El Salvador President Bukele says he won't be releasing a Maryland man
back to the US
[April 15, 2025]
By SEUNG MIN KIM and MARCOS ALEMÁN
WASHINGTON (AP) — President Donald Trump's top advisers and Nayib Bukele,
the president of El Salvador, said Monday that they have no basis for
the small Central American nation to return a Maryland man who was
wrongly deported there last month. Bukele called the idea “preposterous”
even though the U.S. Supreme Court has called on the administration to
“facilitate” Kilmar Abrego Garcia's return.
Trump administration officials emphasized that Abrego Garcia, who was
sent to a notorious gang prison in El Salvador, was a citizen of that
country and that the U.S. has no say in his future. And Bukele, who has
been a vital partner for the Trump administration in its deportation
efforts, said “of course" he would not release him back to U.S. soil.
“The question is preposterous. How can I smuggle a terrorist into the
United States?” Bukele, seated alongside Trump, told reporters in the
Oval Office Monday. “I don't have the power to return him to the United
States."
Should El Salvador want to return Abrego Garcia, the U.S. would
“facilitate it, meaning provide a plane,” Attorney General Pam Bondi
said.
But “first and foremost, he was illegally in our country, and he had
been illegally in our country,” she said. “That’s up to El Salvador if
they want to return him. That’s not up to us.”
In a court filing Monday evening, Joseph Mazzara, the acting general
counsel for the Department of Homeland Security, said it “does not have
authority to forcibly extract” Abrego Garcia from El Salvador because he
is “in the domestic custody of a foreign sovereign nation.”

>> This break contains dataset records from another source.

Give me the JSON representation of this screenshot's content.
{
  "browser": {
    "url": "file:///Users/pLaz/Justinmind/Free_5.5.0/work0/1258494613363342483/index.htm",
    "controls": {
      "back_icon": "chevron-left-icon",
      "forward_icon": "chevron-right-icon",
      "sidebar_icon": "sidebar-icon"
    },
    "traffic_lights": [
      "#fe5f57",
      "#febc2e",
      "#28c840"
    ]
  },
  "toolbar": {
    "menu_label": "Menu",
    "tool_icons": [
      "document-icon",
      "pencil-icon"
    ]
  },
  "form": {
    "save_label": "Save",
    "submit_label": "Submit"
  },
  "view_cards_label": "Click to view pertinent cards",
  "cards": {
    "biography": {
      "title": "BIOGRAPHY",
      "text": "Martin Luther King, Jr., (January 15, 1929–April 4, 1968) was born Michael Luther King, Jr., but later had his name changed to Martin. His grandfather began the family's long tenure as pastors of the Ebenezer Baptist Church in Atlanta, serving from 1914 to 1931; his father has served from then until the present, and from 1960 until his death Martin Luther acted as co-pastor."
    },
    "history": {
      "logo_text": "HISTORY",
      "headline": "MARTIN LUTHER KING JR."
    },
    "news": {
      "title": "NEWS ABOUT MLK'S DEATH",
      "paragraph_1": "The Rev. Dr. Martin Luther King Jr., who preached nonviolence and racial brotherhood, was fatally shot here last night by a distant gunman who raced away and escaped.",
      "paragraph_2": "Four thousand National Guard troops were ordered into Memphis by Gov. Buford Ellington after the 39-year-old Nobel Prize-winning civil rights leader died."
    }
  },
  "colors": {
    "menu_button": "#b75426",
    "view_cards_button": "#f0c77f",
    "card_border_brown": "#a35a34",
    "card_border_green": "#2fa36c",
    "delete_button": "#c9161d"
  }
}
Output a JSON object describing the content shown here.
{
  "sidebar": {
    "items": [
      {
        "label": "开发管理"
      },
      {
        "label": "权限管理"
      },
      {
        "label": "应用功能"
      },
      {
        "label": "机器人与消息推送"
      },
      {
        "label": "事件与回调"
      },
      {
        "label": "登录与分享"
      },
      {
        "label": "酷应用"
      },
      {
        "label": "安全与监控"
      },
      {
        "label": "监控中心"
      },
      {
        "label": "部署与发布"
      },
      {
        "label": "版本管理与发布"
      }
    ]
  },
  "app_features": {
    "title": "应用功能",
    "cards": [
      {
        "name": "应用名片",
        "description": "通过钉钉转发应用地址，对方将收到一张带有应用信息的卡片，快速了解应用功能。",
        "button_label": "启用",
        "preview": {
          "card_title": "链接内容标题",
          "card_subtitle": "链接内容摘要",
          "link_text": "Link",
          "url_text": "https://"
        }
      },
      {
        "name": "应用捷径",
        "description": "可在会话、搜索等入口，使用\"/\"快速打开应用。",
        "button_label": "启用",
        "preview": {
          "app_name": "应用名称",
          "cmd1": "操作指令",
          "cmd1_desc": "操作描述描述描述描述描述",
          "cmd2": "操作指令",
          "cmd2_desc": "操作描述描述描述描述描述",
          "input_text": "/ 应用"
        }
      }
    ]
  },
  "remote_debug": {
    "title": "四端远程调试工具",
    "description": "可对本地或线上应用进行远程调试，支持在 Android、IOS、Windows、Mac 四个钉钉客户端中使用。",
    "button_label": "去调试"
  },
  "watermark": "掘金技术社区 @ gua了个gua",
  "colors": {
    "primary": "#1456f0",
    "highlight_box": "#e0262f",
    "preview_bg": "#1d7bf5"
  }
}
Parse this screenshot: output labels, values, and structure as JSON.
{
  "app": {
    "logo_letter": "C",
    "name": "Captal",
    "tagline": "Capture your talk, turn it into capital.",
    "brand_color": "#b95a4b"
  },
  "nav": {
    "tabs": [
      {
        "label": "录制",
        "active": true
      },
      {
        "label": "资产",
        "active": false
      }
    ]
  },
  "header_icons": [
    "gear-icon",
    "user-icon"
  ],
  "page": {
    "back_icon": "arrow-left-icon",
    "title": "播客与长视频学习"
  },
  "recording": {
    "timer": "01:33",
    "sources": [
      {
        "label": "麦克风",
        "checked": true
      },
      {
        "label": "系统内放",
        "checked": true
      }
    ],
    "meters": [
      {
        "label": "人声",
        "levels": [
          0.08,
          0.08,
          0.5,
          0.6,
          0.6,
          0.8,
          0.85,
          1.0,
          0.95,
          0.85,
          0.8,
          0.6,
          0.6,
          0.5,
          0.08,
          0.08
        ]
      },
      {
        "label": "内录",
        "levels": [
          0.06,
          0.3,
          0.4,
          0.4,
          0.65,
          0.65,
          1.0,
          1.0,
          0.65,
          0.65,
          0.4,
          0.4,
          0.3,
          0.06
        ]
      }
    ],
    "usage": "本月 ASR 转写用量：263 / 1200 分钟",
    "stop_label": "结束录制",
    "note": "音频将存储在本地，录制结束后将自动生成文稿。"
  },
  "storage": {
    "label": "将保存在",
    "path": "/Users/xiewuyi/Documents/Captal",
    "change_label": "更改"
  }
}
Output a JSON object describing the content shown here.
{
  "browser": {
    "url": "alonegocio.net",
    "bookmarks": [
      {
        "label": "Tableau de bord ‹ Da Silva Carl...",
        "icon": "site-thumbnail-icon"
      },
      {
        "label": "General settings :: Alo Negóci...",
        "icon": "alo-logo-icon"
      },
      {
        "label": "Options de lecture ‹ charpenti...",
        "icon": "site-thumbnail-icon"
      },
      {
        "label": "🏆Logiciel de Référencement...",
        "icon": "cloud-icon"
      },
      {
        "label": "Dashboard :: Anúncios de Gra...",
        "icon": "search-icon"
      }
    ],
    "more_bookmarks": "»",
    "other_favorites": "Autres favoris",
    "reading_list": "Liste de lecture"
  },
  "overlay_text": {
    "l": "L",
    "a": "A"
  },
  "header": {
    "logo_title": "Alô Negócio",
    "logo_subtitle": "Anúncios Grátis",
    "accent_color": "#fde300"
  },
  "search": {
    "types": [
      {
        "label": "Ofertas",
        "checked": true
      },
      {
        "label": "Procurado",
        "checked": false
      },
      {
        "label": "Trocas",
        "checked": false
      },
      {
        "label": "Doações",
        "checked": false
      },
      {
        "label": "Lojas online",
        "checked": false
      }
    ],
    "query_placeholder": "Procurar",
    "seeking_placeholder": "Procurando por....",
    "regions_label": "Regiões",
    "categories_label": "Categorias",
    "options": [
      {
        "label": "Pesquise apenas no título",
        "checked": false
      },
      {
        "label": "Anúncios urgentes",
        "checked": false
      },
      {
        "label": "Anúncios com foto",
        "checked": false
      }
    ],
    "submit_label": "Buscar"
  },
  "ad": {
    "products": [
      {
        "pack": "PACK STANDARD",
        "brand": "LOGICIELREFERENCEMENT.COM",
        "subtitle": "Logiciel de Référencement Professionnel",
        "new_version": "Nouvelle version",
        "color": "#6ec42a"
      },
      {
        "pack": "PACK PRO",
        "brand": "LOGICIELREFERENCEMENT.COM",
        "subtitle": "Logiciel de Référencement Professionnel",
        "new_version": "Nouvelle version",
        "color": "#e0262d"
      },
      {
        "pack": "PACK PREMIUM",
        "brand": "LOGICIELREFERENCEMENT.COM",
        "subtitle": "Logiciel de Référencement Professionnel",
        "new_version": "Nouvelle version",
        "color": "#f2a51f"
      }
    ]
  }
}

Mazarra also argued that Abergo Garcia is “no longer eligible for
withholding of removal” because the U.S. designated MS-13 as a foreign
terror organization. Abergo Garcia’s attorneys say the government has
provided no evidence that he was affiliated with MS-13 or any other
gang.
The refusal of both countries to allow the return of Abrego Garcia, who
had an immigration court order preventing his deportation over fears of
gang persecution, is intensifying the battle over the Maryland
resident's future. It has also played out in contentious court filings,
with repeated refusals from the government to tell a judge what it plans
to do, if anything, to repatriate him.
The judge handling the case, Paula Xinis, is now considering whether to
grant a request from the man’s legal team to compel the government to
explain why it should not be held in contempt.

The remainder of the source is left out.